I'm a total newbie and I'm confused about this tutorial. I know (at least I think I know) that the functions getDate and get Month and getFullYear are pre-set functions determined by JavaScript.
Why are those preset functions necessary for this tutorial if a new Date (2000,0,1) is being submitted as an argument to formatDate? Does getDate clash somehow with the numbers submitted as an argument?
In function pad, I understand that "number" checks to see whether a number is less than 10 and, if so, adds a zero, but what is the argument submitted to function pad? How does it get the numbers to check?
Can you please take me through (using plain language) this tutorial step by step...thank you in advance
function formatDate(date) {
function pad(number) {
if (number < 10)
return "0" + number;
else
return number;
}
return pad(date.getDate()) + "/" + pad(date.getMonth() + 1) +
开发者_开发技巧 "/" + date.getFullYear();
}
print(formatDate(new Date(2000, 0, 1)));
This function formats and prints the date.
The pad function is to add a "0" (not to add 10 as you noted) in front of a number that is less than 10.
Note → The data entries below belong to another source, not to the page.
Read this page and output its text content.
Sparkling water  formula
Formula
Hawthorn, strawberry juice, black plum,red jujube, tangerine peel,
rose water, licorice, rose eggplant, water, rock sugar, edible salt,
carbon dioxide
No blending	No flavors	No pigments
This allows you to print a date in the dd/mm/yyyy format. Eg. Feb 3, 2011 will be printed as 03/02/2011 instead of 3/2/2011
Within the formatDate function, the last line is return pad(.... the "pad" function in the "formatDate" function takes each date part and sends it to the padding function to prepend a "0" to ensure the mm/dd is followed instead of possibly sending a single digit variable - such as 3/2/2011
function formatDate(date) { // date is passed here
function pad(number) { // note that this function is defined within the outer function
if (number < 10)
return "0" + number; // prepend a 0 if number is less than 10
else
return number; // if number is greater than 10, no prepending necessary
} // the pad function ends here
return pad(date.getDate()) + "/" + pad(date.getMonth() + 1) +
"/" + date.getFullYear(); // note how the pad is used around the "date" and "month" only
} // the formatDate function ends here
print(formatDate(new Date(2000, 0, 1)));
Hope that helps clarify things.
This line:
return pad(date.getDate()) + "/" + pad(date.getMonth() + 1) +
"/" + date.getFullYear();
gets converted to (assuming a date of 23/2/2011)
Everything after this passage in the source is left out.